Keep in mind there are many different storage capabilities that can be defined in VM storage policies (i.e disk type, encryption, compression deduplication, snapshots, replication, and more). For VVols, each storage vendor determines which capabilities they surface up to SPBM via their VASA Provider.
Operational Scenario
VM Storage Policies can easily be changed and/or reassigned if application requirements change. These changes are performed with no downtime and without the need to migrate (Storage vMotion) virtual machines from one LUN or volume to another. This approach makes it possible to assign and modify service levels based on specific application needs even though the virtual machines reside on the same datastore.
SDRS is SPBM Aware
In the past when you had different tiers of datastores as part of the same datastore Cluster then SDRS could potentially move a VM which was assigned policy “gold” to a datastore which was associated with a “silver” policy.
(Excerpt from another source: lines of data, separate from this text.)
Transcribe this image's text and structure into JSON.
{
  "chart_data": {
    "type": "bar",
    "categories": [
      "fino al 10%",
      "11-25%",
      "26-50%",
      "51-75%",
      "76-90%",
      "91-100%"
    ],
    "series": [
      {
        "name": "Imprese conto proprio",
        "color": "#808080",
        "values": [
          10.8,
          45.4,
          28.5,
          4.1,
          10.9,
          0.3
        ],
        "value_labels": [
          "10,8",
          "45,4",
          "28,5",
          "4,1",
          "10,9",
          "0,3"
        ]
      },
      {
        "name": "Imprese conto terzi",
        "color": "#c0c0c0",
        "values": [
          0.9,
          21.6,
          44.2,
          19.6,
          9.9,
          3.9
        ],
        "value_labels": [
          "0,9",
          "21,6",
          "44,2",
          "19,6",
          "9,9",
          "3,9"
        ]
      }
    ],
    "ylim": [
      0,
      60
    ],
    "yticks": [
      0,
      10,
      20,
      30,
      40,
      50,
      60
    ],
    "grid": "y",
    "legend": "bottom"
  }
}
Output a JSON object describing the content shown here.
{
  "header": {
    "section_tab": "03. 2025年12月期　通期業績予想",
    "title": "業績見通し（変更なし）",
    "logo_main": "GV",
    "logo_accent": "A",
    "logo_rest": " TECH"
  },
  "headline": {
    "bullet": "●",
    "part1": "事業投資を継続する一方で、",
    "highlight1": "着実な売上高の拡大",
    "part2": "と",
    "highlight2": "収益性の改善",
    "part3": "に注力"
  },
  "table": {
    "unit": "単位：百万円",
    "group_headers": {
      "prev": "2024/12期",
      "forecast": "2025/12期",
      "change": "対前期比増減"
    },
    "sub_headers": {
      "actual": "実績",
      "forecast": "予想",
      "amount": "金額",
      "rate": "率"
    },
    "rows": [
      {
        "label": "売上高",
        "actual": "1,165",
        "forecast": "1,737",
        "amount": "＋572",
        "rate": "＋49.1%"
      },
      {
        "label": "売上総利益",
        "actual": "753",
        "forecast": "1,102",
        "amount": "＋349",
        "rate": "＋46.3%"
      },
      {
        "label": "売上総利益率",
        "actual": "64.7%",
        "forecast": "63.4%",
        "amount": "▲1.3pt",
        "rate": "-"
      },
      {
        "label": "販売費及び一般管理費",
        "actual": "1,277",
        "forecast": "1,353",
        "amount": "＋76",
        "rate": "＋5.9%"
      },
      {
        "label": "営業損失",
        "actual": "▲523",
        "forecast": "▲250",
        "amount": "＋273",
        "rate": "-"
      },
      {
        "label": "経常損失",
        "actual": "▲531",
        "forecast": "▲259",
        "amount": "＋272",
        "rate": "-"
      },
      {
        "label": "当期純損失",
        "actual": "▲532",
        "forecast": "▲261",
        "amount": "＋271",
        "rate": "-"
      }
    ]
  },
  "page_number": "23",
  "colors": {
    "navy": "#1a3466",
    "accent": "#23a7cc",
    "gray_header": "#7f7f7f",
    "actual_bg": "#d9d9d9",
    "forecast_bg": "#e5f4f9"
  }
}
Now, with vSphere 6 and forward, SDRS is aware of storage policies in SPBM and will only move VMs to a datastore that can satisfy the requirements of the VM’s storage policy.
SPBM integration with vRealize Automation
During the VMworld 2016 keynote VMware announced integrating the SPBM consumption model into vRealize Automation. This solution exposes vSphere VM Storage policies to the vRealize Automation service catalog allowing the ability to dynamically assign individual VM storage polcies to virtual disks based on their storage requirements characteristics (performance, availability, security, etc). More on this in a future post.
Summary
Storage Policy Based Management is the foundation of the SDS Control Plane and enables vSphere administrators to over come upfront storage provisioning challenges, such as capacity planning, differentiated service levels and managing capacity headroom. Through defining standard storage Profiles, SPBM optimizes the virtual machine provisioning process by provisioning datastores at scale and eliminating the need to provision virtual machines on a case-by-case basis. PowerCLI, VMware vRealize Suite, vSphere API, Open Stack and other applications can leverage the vSphere Storage Policy Based Management API to automate storage management operations for the Software-Defined Storage infrastructure.